What has a funky green bodysuit and a big question mark on his chest? The Riddler. The Riddler is a great villain for the next Bat-Flick (sorry couldn’t resist). Reeves disclosed in two recent media blogs that he wants a “film noir feel to the movie and hints at showcasing Batman’s detective skills” (Hollywood Reporter). This would be a welcome change, nobody wants to see a weak attempt at Dark Knight #4. Instead, Reeves has a great idea, show Batman and Bruce Wayne as a detective. What better way to do that with a villain that leaves you clues, like The Riddler?
The first appearance of The Ridler was in Detective Comics #140 created by Dick Sprang and Bill Finger.

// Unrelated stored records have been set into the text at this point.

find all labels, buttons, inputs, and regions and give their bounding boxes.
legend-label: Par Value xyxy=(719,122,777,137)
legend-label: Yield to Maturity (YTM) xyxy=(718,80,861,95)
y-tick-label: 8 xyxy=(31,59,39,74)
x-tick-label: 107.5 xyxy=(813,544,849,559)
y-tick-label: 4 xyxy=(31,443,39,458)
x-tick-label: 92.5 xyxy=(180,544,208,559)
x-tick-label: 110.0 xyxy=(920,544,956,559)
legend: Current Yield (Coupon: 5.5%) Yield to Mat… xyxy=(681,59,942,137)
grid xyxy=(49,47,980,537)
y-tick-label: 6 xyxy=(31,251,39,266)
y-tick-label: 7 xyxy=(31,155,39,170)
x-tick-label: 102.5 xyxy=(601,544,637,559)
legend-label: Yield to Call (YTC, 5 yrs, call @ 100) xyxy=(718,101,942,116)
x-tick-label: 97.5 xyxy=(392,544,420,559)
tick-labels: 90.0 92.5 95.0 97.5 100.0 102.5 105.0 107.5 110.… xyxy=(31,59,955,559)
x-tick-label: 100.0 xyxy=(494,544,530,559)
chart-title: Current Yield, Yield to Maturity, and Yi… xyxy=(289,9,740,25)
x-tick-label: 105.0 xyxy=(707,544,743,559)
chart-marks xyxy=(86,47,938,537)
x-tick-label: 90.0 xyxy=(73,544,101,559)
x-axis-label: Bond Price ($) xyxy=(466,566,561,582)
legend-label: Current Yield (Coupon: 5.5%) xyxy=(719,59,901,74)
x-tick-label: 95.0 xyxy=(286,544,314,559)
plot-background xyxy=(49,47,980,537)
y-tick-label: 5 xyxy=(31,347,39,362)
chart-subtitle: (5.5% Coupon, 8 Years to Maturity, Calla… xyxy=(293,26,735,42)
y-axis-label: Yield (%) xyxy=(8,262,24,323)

This book is also his first appearance ever in the Golden Age and is a price behemoth to buy. The most recent sale was a (1.0) grade for $2500. The returns on this comic have been astonishing for a fair grade of (1.0) returning positive +45.9%. Holy Jalapeno Batman! This book is hot and expensive. If you can’t figure out how to explain to your significant other how you spent $2500 on a torn up comic book, I sympathize. Perhaps check out option two below, the Silver Age version.
The Golden Age is a little too expensive for most folks. But the smart collector knows to move up an era or two. With Batman, some of the best work ever done on this character happened in Silver and Bronze Age of comics. Specifically, if the Riddler is in the next movie by Matt Reeves; then purchasing the first Silver Age appearance of Batman villains is a great way to profit. The first Silver Age appearance of the Riddler is in Batman #171. This comic was created by Jack Schiff, Gardner Fox (script) and Carmin Infantino, Bernard Baily, and Sheldon Moldoff (art). It also moves very fast in the marketplace in lower grades.
In the high grades, Batman #171 is probably beyond reach. Last known sale was two years ago for $25,000 on Comic Connect. The grade was (9.6) only two recorded sales at this time. The return on a mint condition Batman #171 with grade (9.6) is positive +55%. This price is out of reach but this book offers a great entry-level buying opportunity, with a recent sale of grade (7.0) only costing $540 on eBay 7/3/2018. Good news is the FMV is a little lower at $425 so you might be able to get it for under $500.
The risk here is minimal as there only exists 640 copies in CGC Census inventory, that is really low. The GoCollect Analyzer at 10,000 copies over the last 18 years, in grade (7.0), has this book returning a positive +20%. This is one of my tried and true Silver Age books that I flip constantly, and no blog on the Riddler would be complete without a riddle which pertains to investment:
“When is the top of a mountain like a saving’s account?” –Riddler
Answer: (When it peaks one’s interest.)